Aderezar la mesa del banquete
La reforma litúrgica conciliar acabó poniendo sordina al tema del ofertorio. Todos los expertos están de acuerdo en señalar el desmesurado énfasis atribuido a este momento de la misa, como si fuera aquí donde tiene lugar nuestra incorporación personal y comunitaria a la ofrenda de Jesús, a su entrega sacrificial. Incluso las viejas oraciones del ofertorio, ya desaparecidas, pertenecientes todas ellas a la privacidad del celebrante, insistían de forma inadecuada y desproporcionada en la idea de ofrenda sacrificial. Con ello se pretendía convertir el ofertorio en una especie de canon anticipado. Hay que decir, sin embargo, que el momento en el que se actualiza la ofrenda sacrificial de Cristo y nuestra participación en su sacrificio es en el marco de la plegaria eucarística y, más en concreto, en el momento de la consagración. El ofertorio contempla sólo el momento de depositar nuestros dones sobre el altar, sobre la mesa del banquete eucarístico.
Los textos litúrgicos hablan indistintamente de «mesa» y de «altar». Ambas denominaciones son correctas y complementarias. Mientras la expresión “altar” hace una referencia más directa a la dimensión sacrificial de la eucaristía, la expresión “mesa” subrayaría, sobre todo, la dimensión convivial de la misma. Ambos aspectos son correctos, complementarios e interdependientes. Porque la misa es sacrificio y es banquete; o, si se prefiere, es un banquete sacrificial. A través del banquete hacemos presente y nos incorporamos al Cristo que entrega su vida en la cruz, como ofrenda de alabanza y de expiación.
Con lo dicho queda claro que la celebración eucarística es banquete y es sacrificio. El banquete representa la forma simbólica, la mediación sacramental, a través de la cual hacemos memoria y actualizamos la muerte sacrificial de Cristo, la entrega de su vida, su triunfo sobre la muerte.
Pero yo quiero hablar aquí de la preparación de la mesa del banquete eucarístico. Es un gesto funcional y simbólico al mismo tiempo. Es funcional porque representa un momento imprescindible de la celebración; hay que poner la mesa, como se dice vulgarmente; porque, en la eucaristía, la mesa representa la plataforma, el emplazamiento concreto, en el que va a tener lugar el encuentro convivial y fraterno de los participantes, los liturgos comensales, con toda la fuerza y el bagaje que conlleva el simbolismo del banquete. Hay que aderezar la mesa, adornarla, con sus manteles, sus flores y las luces; hay que depositar los dones del pan y del vino, que se van a compartir en la celebración; hay que perfumar el ambiente con el incienso; hay que cantar; porque va a comenzar la fiesta pascual del resucitado.

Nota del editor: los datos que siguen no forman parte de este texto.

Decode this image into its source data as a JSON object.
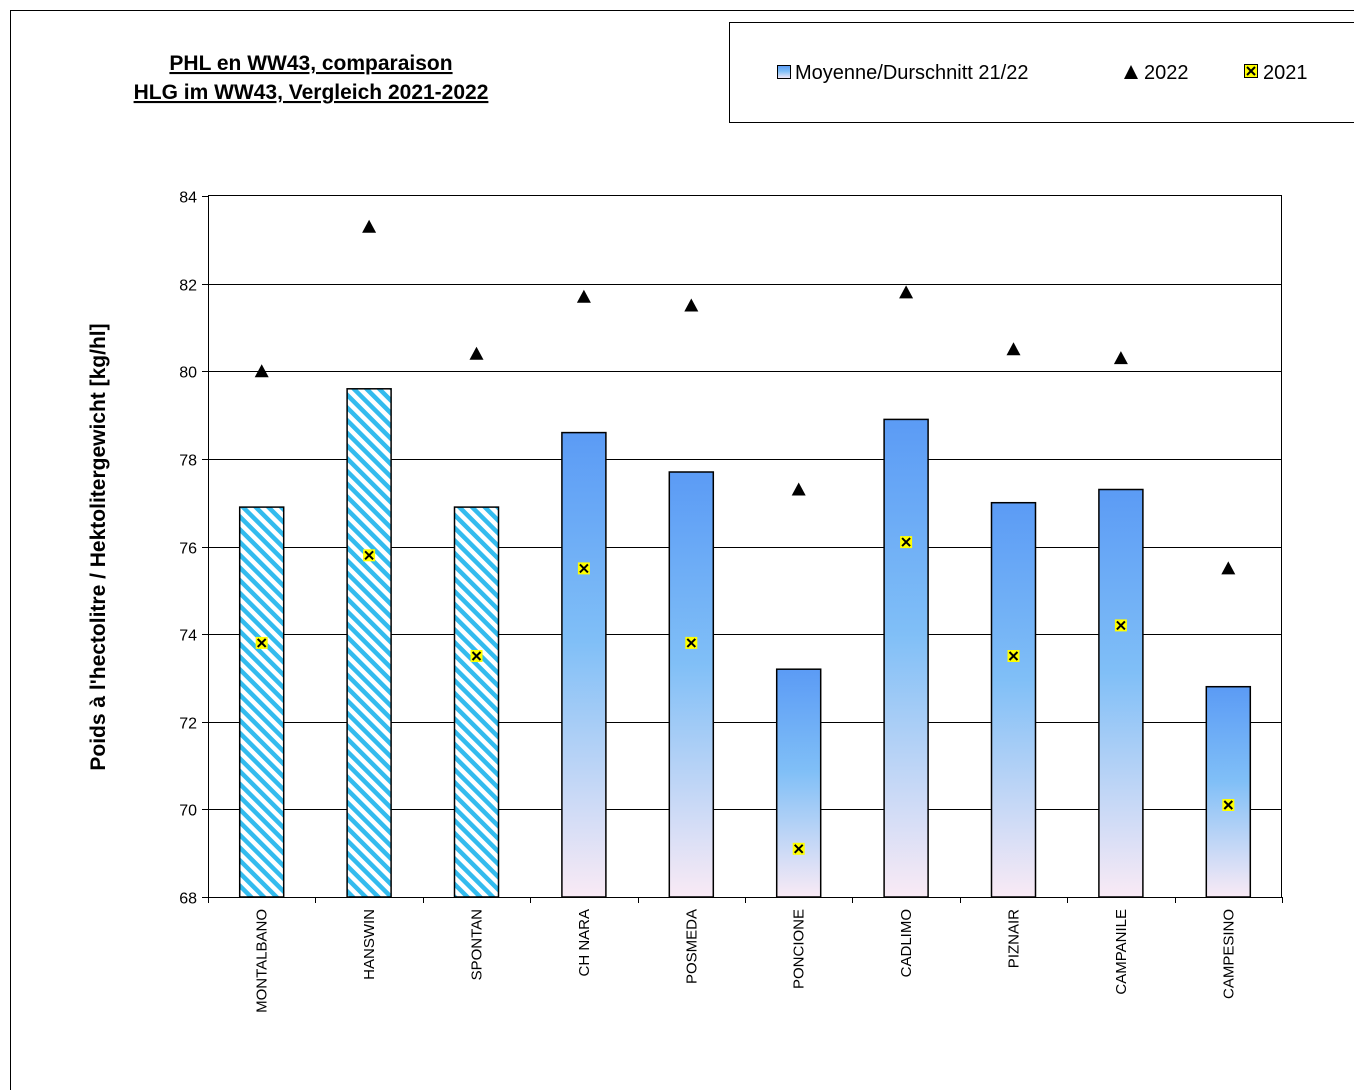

Cabría también una dimensión simbólica de este momento. Algo he comentado ya en otro escrito anterior. Al traer a la mesa el pan y el vino, incluso nuestras limosnas y aportaciones, estamos presentando algo nuestro, algo ligado a nuestra vida, a nuestro quehacer diario. Es una forma de expresar nuestra «devota servidumbre», como dicen algunos textos litúrgicos; nuestro respeto reverencial; nuestro espíritu de servicio y reconocimiento humilde, ante la inmensa grandeza de Dios. Incluso nuestra preocupación y nuestro fuerte deseo de que esos alimentos, que vamos a compartir, sean una llamada vigorosa a una convivencia humana más fraterna y solidaria.
No debiera pasar inadvertido este momento. No debiéramos hacerlo como quien va de puntillas, de pasada. Habría que enfatizar más los gestos; habría que incorporar a los fieles a la realización de este gesto: traer el pan y el vino a la mesa, estirar el mantel, poner un ramo de flores, encender una lámpara, o incluso colocar un pebetero humeante delante del altar. Hay que marcar los tiempos y los ritmos; ha terminado la liturgia de la palabra y comienza el banquete eucarístico; el sacerdote celebrante deja la sede y se acerca al altar. Hasta este momento, la acción litúrgica se desenvolvió en torno a la sede y el ambón: liturgia de la palabra. Desde ahora, el centro de la atención será la mesa del banquete; todo converge en esa mesa porque en torno a ella nos reunimos como comensales invitados, para ser protagonistas y testigos de la misteriosa presencia del Señor entre los suyos.